By means of these synchronized clocks a "stationary" observer may know time of any event in any location of his frame. It makes sense to refresh a notion of “stationary observer”.

In your case Bill is "subjectively" at rest, and clocks A, B, E are at rest relatively to him, they are (I believe) Einstein – synchronized and show the same time. These clocks represent Bill's rest frame.

Jack is moving, i.e. changes his spatial position in Bill’s frame. If he compares his clock readings with clock A and B successively, he will see, that his clock measures shorter time interval, i.e. time in Bill’s rest frame runs faster than his own. However, Jack can change his status from “moving” one into “stationary” by means of changing frame. In this case he places at least one another clock at some distance and synchronizes this clock with that on his wrist.

In this case, if he employs Einstein’s synchronization procedure, assuming that the one -way speed of light is c, single Bills’s clock will measure shorter time interval than two synchronized Jack’s clocks.

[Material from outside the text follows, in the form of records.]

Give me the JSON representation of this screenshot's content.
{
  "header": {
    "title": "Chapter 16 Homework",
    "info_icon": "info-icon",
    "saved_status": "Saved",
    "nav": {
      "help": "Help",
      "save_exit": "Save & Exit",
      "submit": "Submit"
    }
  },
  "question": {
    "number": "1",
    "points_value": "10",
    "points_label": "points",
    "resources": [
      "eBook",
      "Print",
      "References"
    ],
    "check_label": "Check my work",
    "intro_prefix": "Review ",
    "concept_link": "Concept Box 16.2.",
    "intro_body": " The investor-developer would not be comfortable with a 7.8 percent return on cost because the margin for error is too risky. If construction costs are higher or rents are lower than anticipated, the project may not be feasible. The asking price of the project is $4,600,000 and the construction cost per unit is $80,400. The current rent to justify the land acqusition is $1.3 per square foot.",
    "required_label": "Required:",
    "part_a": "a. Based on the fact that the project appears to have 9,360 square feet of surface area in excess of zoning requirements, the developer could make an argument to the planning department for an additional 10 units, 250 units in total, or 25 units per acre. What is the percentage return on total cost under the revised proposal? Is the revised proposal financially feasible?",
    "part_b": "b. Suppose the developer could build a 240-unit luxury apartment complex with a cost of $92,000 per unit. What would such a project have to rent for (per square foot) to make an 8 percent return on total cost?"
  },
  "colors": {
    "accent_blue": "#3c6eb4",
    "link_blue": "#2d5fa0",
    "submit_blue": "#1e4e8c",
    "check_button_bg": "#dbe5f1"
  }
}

Let us demonstrate time dilation of the SR in the following experiment (Fig. 1). Moving with velocity $v$ clocks measure time $t'$. The clock passes past point $x_{1}$ at moment of time $t_{1}$ and passing past point $x_{2}$ at moment of time $t_{2}$.

At these moments, the positions of the hands of the moving clock and the corresponding fixed clock next to it are compared.

Let the arrows of moving clocks measure the time interval $\tau _ {0}$ during the movement from the point $x_ {1}$ to the point $x_ {2}$ and the hands of clocks 1 and 2, previously synchronized in the fixed or “rest” frame $S$, will measure the time interval $\tau$. This way,

$$\tau '=\tau _{0} =t'_{2} -t'_{1},$$

$$\tau =t_{2} -t_{1} \quad (1)$$

But according to the inverse Lorentz transformations we have

$$t_{2} -t_{1} ={(t'_{2} -t'_{1} )+{v\over c^{2} } (x'_{2} -x'_{1} )\over \sqrt{1-v^{2} /c^{2} } } \quad (2)$$

Substituting (1) into (2) and noting that the moving clock is always at the same point in the moving reference frame $S'$, that is,

$$x'_{1} =x'_{2} \quad (3)$$

We obtain

$$\tau ={\tau _{0} \over \sqrt{1-v^{2} /c^{2} } } ,\qquad (t_{0} =\tau ') \quad (4) $$

This formula means that the time interval measured by the fixed clocks is greater than the time interval measured by the single moving clock. This means that the moving clock lags behind the fixed ones, that is, it slows down.

The animation below demonstrates change of frames and time dilation:

Answer 2

But who is actually moving and who is actually stationary? You know that, according to Jack's frame of reference, the planets are rushing towards him with $v=-0.95c$.